The Thai government has rejected the Peta’s claims of widespread abuse, saying the traditional practice of using monkeys to harvest coconuts is almost nonexistent in industry, which, due to its scale, instead depends upon human labour and machinery.

In 2021, Thailand exported 236,323 metric tonnes of coconut milk, worth 12,800 million baht, according to the department of agriculture. It has begun issuing certificates to farms to verify that they are monkey-free to address concerns over animal cruelty.
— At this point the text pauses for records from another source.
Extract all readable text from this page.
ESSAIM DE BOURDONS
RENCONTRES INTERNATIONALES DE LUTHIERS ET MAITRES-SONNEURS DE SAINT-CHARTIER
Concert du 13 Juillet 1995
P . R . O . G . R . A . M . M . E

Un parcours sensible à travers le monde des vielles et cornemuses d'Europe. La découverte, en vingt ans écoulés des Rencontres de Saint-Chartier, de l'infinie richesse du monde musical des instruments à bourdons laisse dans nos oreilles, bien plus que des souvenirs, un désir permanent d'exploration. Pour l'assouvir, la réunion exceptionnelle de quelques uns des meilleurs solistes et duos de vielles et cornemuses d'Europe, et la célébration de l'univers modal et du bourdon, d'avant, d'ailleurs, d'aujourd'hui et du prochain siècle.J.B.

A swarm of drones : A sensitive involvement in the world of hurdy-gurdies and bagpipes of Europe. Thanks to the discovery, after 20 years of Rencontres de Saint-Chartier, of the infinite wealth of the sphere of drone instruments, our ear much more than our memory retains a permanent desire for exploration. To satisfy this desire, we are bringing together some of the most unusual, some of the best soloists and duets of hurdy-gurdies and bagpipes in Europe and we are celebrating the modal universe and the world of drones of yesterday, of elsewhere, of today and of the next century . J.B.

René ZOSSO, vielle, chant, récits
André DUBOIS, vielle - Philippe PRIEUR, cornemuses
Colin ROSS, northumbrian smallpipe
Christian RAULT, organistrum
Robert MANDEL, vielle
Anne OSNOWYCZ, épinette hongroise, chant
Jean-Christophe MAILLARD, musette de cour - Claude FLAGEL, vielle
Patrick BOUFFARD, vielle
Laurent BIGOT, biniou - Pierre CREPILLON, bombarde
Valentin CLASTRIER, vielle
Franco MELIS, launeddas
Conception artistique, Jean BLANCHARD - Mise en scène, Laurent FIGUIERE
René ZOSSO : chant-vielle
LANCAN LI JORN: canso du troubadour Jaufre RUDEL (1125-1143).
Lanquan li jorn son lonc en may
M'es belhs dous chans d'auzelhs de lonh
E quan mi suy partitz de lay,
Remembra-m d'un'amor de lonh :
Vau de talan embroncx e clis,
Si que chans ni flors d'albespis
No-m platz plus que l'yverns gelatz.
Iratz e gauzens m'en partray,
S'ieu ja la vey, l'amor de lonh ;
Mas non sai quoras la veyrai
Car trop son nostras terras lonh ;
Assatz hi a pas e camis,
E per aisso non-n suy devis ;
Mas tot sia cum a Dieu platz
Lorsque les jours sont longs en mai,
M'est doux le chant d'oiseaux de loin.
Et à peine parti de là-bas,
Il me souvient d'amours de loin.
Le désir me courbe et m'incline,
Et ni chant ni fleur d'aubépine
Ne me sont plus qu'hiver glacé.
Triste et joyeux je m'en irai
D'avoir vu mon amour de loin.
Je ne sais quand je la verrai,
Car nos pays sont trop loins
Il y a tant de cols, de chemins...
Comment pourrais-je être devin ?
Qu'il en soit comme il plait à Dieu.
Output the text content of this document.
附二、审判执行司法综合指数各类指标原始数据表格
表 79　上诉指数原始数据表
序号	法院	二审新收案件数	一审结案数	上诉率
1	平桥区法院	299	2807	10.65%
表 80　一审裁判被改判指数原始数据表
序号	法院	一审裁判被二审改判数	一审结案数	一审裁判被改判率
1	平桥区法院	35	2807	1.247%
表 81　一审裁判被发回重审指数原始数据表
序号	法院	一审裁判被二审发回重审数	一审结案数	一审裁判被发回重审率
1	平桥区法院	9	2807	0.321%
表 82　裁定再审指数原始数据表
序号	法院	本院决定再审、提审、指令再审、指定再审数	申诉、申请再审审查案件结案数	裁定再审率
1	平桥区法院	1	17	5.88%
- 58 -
Vincent Nijman, anthropology professor and head of the Oxford Wildlife Trade Research Group at Oxford Brookes University, who has researched the welfare of coconut-harvesting macaques in Thailand, said the practice is largely confined to the southernmost part of Thailand and involves the northern and southern pig-tailed macaques. The former is listed as vulnerable on the International Union for Conservation of Nature red list, while the latter is endangered.

A recent study co-authored by Nijman found that the needs of the pig-tailed macaques kept for coconut-harvesting – such as the ability to move freely and unrestrained, and to hide from stressors – were largely not met in such contexts.

It is probably the case that such monkeys are based on small farms catering to local consumption, he said, rather than farms that produce coconuts for exports.

A monkey in a tree
A training session at a monkey school for coconut harvesting in Thailand. Photograph: Athit Perawongmetha/Reuters

“The total volume that potentially could be picked by macaques is small, certainly in light of the total number of coconuts that are being picked,” said Nijman. “The vast majority of coconut and coconut products do not come from farms where pig-tailed macaques are employed.”

Estimates regarding the numbers of macaques picking coconuts on farms vary, with some suggesting up to 3,000 pig-tailed macaques are involved, said Nijman. “Given that you cannot use animals that are too young, and once [they], especially the males, become fully grown they become more difficult to work with, there is only a few years’ window during which you can work with the macaques,” he said, adding that, because of this turnover, it is estimated that the number of pig-tailed macaques that need to be extracted from the wild is in the low hundreds each year.

The main export market for Thai coconuts is China, he added.

Responding to HelloFresh’s decision to stop sourcing from Thailand, Peta’s senior vice-president, Jason Baker, said: “HelloFresh’s decision will help protect monkeys from being kidnapped, chained, and whipped in the coconut trade. HelloFresh is helping Peta push the Thai coconut industry and government away from using and abusing monkeys.”